# Hello from Texas looking to get first skiff for wife and I (mainly wife )



## Kyle Williams (Jan 28, 2019)

Hi I’m Kyle, I live in central Texas and have a travel trailer in aransas pass, Tx. I used to kayak fish a lot and my dad has a 21ft bay boat that we take out a lot. After getting married I got my wife hooked on fishing but she refuses to paddle a kayak in the bays with me which is kind of my fault for showing her a video of a storm a buddy and I sat out on a small island in POC last spring. So needless to say it’s been tough to get out as much as I want. She recently saw a solo skiff and said “let’s get one of those to fish from!” I’ve been looking at some scooters and smaller aluminum boats but think a micro skiff would be perfect. I’m trying to keep it under $10k ready to go for 2. Any suggestions would be great as there are so many mixed reviews on products these days.


----------



## SomaliPirate (Feb 5, 2016)

Might be able to pick up a Shadowcast 16 for that price. Personally, I'd take that over a solo and it will get nearly as skinny as a kayak.


----------



## hipshot (Sep 29, 2018)

The Solo is a single-person boat. There are a lot of good skiffs out there that you both can fish from. Is she willing to pole?


----------



## Mike Geer (Nov 22, 2018)

Agree, a used Shadowcast 16 would be perfect for you two. Easy the trailer, launch, pole, etc.


----------



## Stauter (Jan 20, 2012)

Call Jonathan at https://m.facebook.com/jonathan.glasser.5/.
He can customize it to your desires! 
Here’s a link to mine.
https://www.microskiff.com/threads/glasser-wrightwater-12.59500/


----------



## salt_fly (Apr 23, 2012)

Kyle Williams said:


> Hi I’m Kyle, I live in central Texas and have a travel trailer in aransas pass, Tx. I used to kayak fish a lot and my dad has a 21ft bay boat that we take out a lot. After getting married I got my wife hooked on fishing but she refuses to paddle a kayak in the bays with me which is kind of my fault for showing her a video of a storm a buddy and I sat out on a small island in POC last spring. So needless to say it’s been tough to get out as much as I want. She recently saw a solo skiff and said “let’s get one of those to fish from!” I’ve been looking at some scooters and smaller aluminum boats but think a micro skiff would be perfect. I’m trying to keep it under $10k ready to go for 2. Any suggestions would be great as there are so many mixed reviews on products these days.


Sent you a PM.


----------



## Kyle Williams (Jan 28, 2019)

hipshot said:


> The Solo is a single-person boat. There are a lot of good skiffs out there that you both can fish from. Is she willing to pole?





hipshot said:


> The Solo is a single-person boat. There are a lot of good skiffs out there that you both can fish from. Is she willing to pole?

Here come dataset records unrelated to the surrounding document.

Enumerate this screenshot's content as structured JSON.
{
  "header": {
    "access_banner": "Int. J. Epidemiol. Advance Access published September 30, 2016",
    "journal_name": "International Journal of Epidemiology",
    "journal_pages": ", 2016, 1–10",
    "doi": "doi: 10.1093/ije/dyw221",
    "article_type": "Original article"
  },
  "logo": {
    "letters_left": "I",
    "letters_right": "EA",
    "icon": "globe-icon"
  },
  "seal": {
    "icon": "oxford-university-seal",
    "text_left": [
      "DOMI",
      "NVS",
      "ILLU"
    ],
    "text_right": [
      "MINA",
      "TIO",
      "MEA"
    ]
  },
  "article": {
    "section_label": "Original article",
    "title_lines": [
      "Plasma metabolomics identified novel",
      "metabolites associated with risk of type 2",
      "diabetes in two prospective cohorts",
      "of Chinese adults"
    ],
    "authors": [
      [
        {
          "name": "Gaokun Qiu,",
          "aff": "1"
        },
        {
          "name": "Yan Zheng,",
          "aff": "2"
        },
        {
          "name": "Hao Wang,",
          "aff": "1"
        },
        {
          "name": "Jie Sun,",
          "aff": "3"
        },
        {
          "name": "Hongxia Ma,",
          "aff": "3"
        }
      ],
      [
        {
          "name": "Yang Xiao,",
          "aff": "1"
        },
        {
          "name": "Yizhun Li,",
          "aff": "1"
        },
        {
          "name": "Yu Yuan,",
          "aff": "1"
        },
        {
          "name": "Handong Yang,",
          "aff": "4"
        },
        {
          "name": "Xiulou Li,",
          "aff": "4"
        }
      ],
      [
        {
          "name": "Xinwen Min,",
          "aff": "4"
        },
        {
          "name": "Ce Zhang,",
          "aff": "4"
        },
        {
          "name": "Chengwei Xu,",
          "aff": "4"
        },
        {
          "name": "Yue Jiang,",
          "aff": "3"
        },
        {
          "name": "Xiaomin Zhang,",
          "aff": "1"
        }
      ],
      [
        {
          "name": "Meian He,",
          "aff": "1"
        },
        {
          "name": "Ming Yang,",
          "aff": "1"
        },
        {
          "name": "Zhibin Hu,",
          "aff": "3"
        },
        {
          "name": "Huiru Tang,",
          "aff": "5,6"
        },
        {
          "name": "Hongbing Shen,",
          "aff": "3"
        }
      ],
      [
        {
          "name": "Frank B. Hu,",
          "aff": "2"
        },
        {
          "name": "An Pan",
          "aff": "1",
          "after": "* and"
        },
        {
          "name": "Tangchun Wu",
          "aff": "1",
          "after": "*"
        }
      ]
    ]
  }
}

i would likely be the one poling lol in all honesty I need something I can anchor then get out and wade while she can fish from boat or shore of small islands. I prefer wading over fishing from a boat when at all possible.


----------



## Brandon24442 (May 30, 2019)

Kyle Williams said:


> Hi I’m Kyle, I live in central Texas and have a travel trailer in aransas pass, Tx. I used to kayak fish a lot and my dad has a 21ft bay boat that we take out a lot. After getting married I got my wife hooked on fishing but she refuses to paddle a kayak in the bays with me which is kind of my fault for showing her a video of a storm a buddy and I sat out on a small island in POC last spring. So needless to say it’s been tough to get out as much as I want. She recently saw a solo skiff and said “let’s get one of those to fish from!” I’ve been looking at some scooters and smaller aluminum boats but think a micro skiff would be perfect. I’m trying to keep it under $10k ready to go for 2. Any suggestions would be great as there are so many mixed reviews on products these days.


I have one


----------



## Smackdaddy53 (Dec 31, 2012)

Brandon24442 said:


> I have one


Six months late


----------